Rex Forrester (8 November 1928 – 31 August 2001) was a recognised New Zealand hunting and fishing specialist. He was known for his deer culling, helicopter hunting, live deer capture, pig hunting and trout fishing within New Zealand and Australia. He was also an outdoor sports author who published nine books.

==Early life==
Rex Forrester resided in Rotorua, within New Zealand's north island.

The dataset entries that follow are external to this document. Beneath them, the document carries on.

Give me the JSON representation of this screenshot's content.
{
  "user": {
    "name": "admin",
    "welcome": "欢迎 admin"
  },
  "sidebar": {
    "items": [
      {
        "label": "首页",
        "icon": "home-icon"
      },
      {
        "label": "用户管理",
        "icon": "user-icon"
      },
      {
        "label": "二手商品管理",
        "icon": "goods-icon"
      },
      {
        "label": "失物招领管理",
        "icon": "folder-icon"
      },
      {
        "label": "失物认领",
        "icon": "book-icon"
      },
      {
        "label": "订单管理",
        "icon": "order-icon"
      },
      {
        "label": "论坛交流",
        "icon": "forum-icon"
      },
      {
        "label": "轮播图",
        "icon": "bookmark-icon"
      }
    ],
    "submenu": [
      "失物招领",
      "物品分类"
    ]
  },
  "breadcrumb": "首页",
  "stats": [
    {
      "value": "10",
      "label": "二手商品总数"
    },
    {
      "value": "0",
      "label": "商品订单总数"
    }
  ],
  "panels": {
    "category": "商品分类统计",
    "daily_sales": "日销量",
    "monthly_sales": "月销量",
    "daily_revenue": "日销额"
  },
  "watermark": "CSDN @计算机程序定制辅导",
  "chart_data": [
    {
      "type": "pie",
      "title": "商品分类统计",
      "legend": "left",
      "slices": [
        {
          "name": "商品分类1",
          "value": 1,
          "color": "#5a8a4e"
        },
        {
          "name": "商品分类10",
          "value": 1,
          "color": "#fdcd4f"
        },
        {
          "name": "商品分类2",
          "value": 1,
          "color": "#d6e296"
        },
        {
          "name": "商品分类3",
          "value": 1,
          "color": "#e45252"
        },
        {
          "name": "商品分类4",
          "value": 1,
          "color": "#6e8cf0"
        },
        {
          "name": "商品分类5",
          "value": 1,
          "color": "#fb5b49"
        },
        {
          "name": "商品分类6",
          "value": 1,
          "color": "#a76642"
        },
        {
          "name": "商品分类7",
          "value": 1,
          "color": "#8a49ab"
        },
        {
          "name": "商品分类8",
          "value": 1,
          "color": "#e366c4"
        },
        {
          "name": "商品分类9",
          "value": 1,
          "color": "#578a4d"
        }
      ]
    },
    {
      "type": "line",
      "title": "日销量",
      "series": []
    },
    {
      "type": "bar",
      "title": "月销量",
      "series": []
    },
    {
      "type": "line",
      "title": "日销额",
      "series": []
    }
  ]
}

He was employed by the Tourist and Publicity Sector of the New Zealand Tourism Department.

== Writing ==
Rex Forrester published the following hunting and fishing books:
- Hunter for Hire - Co-author with Neil Illingworth (1965)
- Hunting in New Zealand - Co-author with Neil Illingworth (1967)
- Rex Forrester's True Hunting Adventures (1980)
- The Chopper Boys: New Zealand's Helicopter Hunters (1983)
- Trout Fishing in New Zealand (1987)
- Helicopter Hunters (1988)
- A Hunter's Life (1997)
- The Chopper Boys and the Helicopter Hunters: New Zealand Hunting Classics (2002)
- True Hunting Adventures (2006)

==Tahr Hunting==
In the late 1950s and early 1960s, the legendary story teller, author and hunting guide Rex Forrester, put tahr on the top of the list of big game animals that overseas trophy hunters came to New Zealand to hunt

== Rogers Hut ==
Rogers Hut is a heritage Site located in the Whirinaki Te Pua-a-Tāne Conservation Park. The hut, which is part of the Whirinaki track network was built by a team of deer cullers led by Rex Forrester. Rogers Hut attracts approximately 1500 people per year, and was named after Rex Forrester's first son.